The Pros and Cons of Being an Insider vs. Outsider

A striking section of Elizabeth Warren’s memoir is about advice she says Larry Summers once offered her:

After dinner, “Larry leaned back in his chair and offered me some advice,” Ms. Warren writes. “I had a choice. I could be an insider or I could be an outsider. Outsiders can say whatever they want. But people on the inside don’t listen to them. Insiders, however, get lots of access and a chance to push their ideas. People — powerful people — listen to what they have to say. But insiders also understand one unbreakable rule: They don’t criticize other insiders.

This gets at one reason why powerful people tend to become less intellectually honest as they accumulate power: they begin protecting fellow insiders instead of speaking truth.

At various points of my life, in various contexts, I’ve been an outsider and I’ve been an insider.
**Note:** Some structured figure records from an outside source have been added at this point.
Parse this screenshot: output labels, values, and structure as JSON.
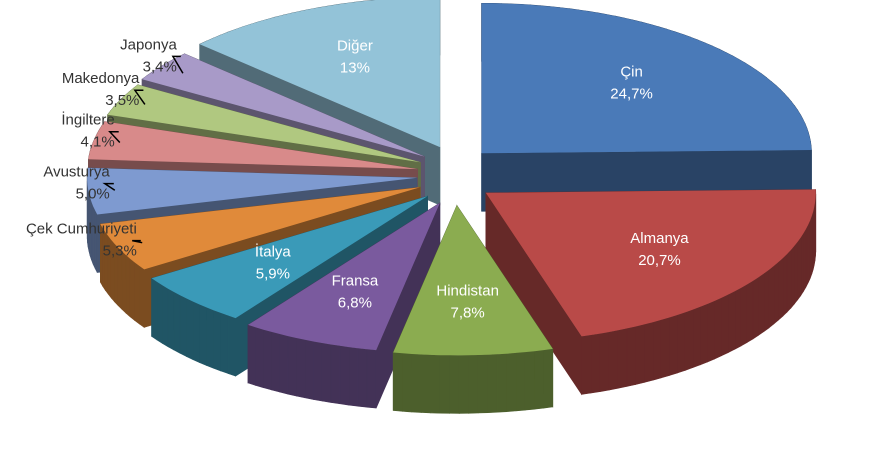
{
  "chart_data": {
    "type": "pie",
    "categories": [
      "Çin",
      "Almanya",
      "Hindistan",
      "Fransa",
      "İtalya",
      "Çek Cumhuriyeti",
      "Avusturya",
      "İngiltere",
      "Makedonya",
      "Japonya",
      "Diğer"
    ],
    "values": [
      24.7,
      20.7,
      7.8,
      6.8,
      5.9,
      5.3,
      5.0,
      4.1,
      3.5,
      3.4,
      13
    ],
    "value_labels": [
      "24,7%",
      "20,7%",
      "7,8%",
      "6,8%",
      "5,9%",
      "5,3%",
      "5,0%",
      "4,1%",
      "3,5%",
      "3,4%",
      "13%"
    ],
    "colors": [
      "#4a7ab8",
      "#b94a48",
      "#8bac50",
      "#7a5a9e",
      "#3a9ab8",
      "#e08a3a",
      "#7e9ad0",
      "#d88a8a",
      "#b0c880",
      "#a89ac8",
      "#93c3d8"
    ]
  }
}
As an outsider, I relish the opportunity to think independently and speak my mind. But as Summers suggests, my outsider status relegates me to the margins of the “conversation.” As an insider, I tend to feel muzzled — i.e. countless blog posts drafted and then deleted. But I have the most impact on the world when I’m on the inside of a power structure, exerting influence.

Tradeoffs, tradeoffs.

7 comments on “The Pros and Cons of Being an Insider vs. Outsider
  • An additional nuance is the distinction between “core” and “peripheral”. You can be an insider, yet still be on the periphery, or you can be an outsider, and form the core of a band of outlaws. Let me illustrate with some (somewhat) amusing examples:

    Core Insider: President of the United States
    Peripheral Insider: Secret Service Agent
    Core Outsider: Cult Leader
    Peripheral Outsider: Cult Leader’s 22nd Wife

    The key question is whether it is better to be a Secret Service Agent or a Cult Leader. The answer probably lies in your own need to dominate, or as another friend puts it, “be alpha.”

    • Plenty try. Rand Paul comes to mind. He is trying to keep the outsiders (Libertarians) his dad cultivated while appealing to establishment republicans (Insiders). For a while the Republican press (Fox, etc.) gave him a lot of attention and it looked like he could possibly succeed. Now, however, he is not doing so good. This seems to be the year of the outsider. Maybe he should have stuck to his dads strategy.

  • OK, I understand that insiders have their taboos and their etiquette, but is “don’t criticize other insiders” really “an unbreakable rule”? Is Krugman an insider? Isnt/wasn’t George Bush? Isn’t Cameron? Isn’t there a lot of intellectual insiders–intelectuals powerful people listen to– criticizing other insiders–politcians as well as fellow intelectuals?